Additionally, in April of 2020, Comcast/NBCUniversal will be launching their new streaming platform Peacock, which will feature titles from the NBC library as well as original content. Following that, May of 2020 will see the launch of HBO Max, which will serve as the new home for HBO shows like Game of Thrones, as well as other WarnerMedia-owned shows such as Friends. All of these new platforms are hoping to compete with more established streamers like Amazon, Hulu, and Netflix.
Netflix Would Like You To Keep It Bingeable, Please
Speaking of Netflix, the combination streaming platform/network has also made news in the past few weeks, with many of its most popular shows being cancelled. Many of the shows that have been cancelled are ones that were seemingly successful, and only within their first few seasons. Some of the cancelled shows, such as One Day at a Time, have been able to find new homes with other networks. However, most of these cancelled shows have become dropped projects, such as Tuca & Bertie, which, despite receiving a 100% critic rating on Rotten Tomatoes, was cancelled after only one season.
In a recent interview with Polygon, creator of The Dragon Prince Aaron Ehasz explained why Netflix might be giving shows the axe after just a few seasons.
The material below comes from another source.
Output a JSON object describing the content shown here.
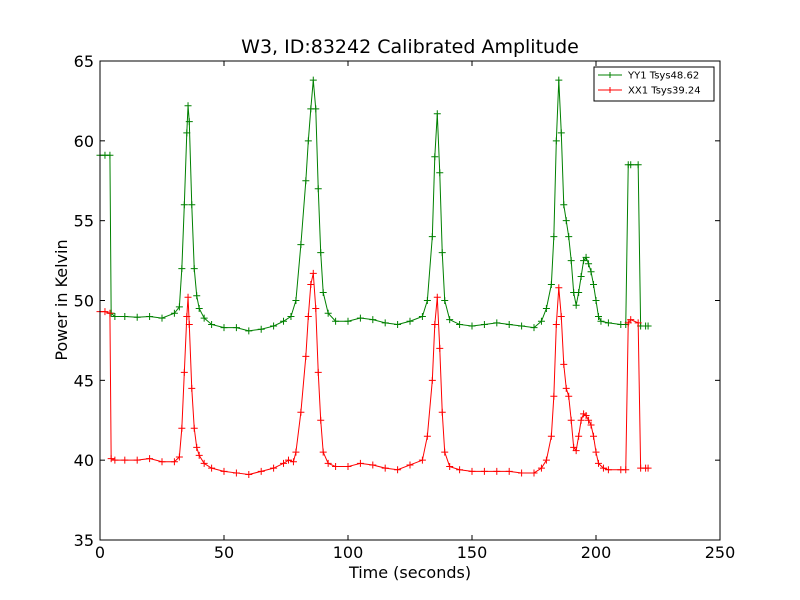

Because of Netflix’s interface, Ehasz explains, shows will naturally have more viewers in season 1 than season 2, more in 2 than 3, and so on. This ends up distorting Netflix’s data and implies that shows with fewer seasons are more valuable. Ehasz expressed his hope that Netflix will “start to see past the weird distorted data that they’re gathering and recognize that true great hits are things that gained steam later.”
Mega Deals With Mega Creators
Finally, let’s talk business. Among the established streaming platforms like Amazon and Netflix, we’ve begun to notice a trend of TV providers making huge overall deals with prominent creators. Most notable among these is Phoebe Waller-Bridge, who, following her Emmys success in September, signed a $20 million/year contract with Amazon Studios. Amazon has made comparable deals with other creators and executives in the past few months, as has Netflix. This big-spending trend is also present with streamers trying to secure rights to shows. Most recently, a bidding war for the animated show South Park ended with HBO Max paying over $500 million for the title.
When asked by The Hollywood Reporter about this big-spending mentality among streamers, one studio chief explained that we’re currently in a television arms race. “It’s either buy it now or it’s gone — and we’re gearing up for war now.”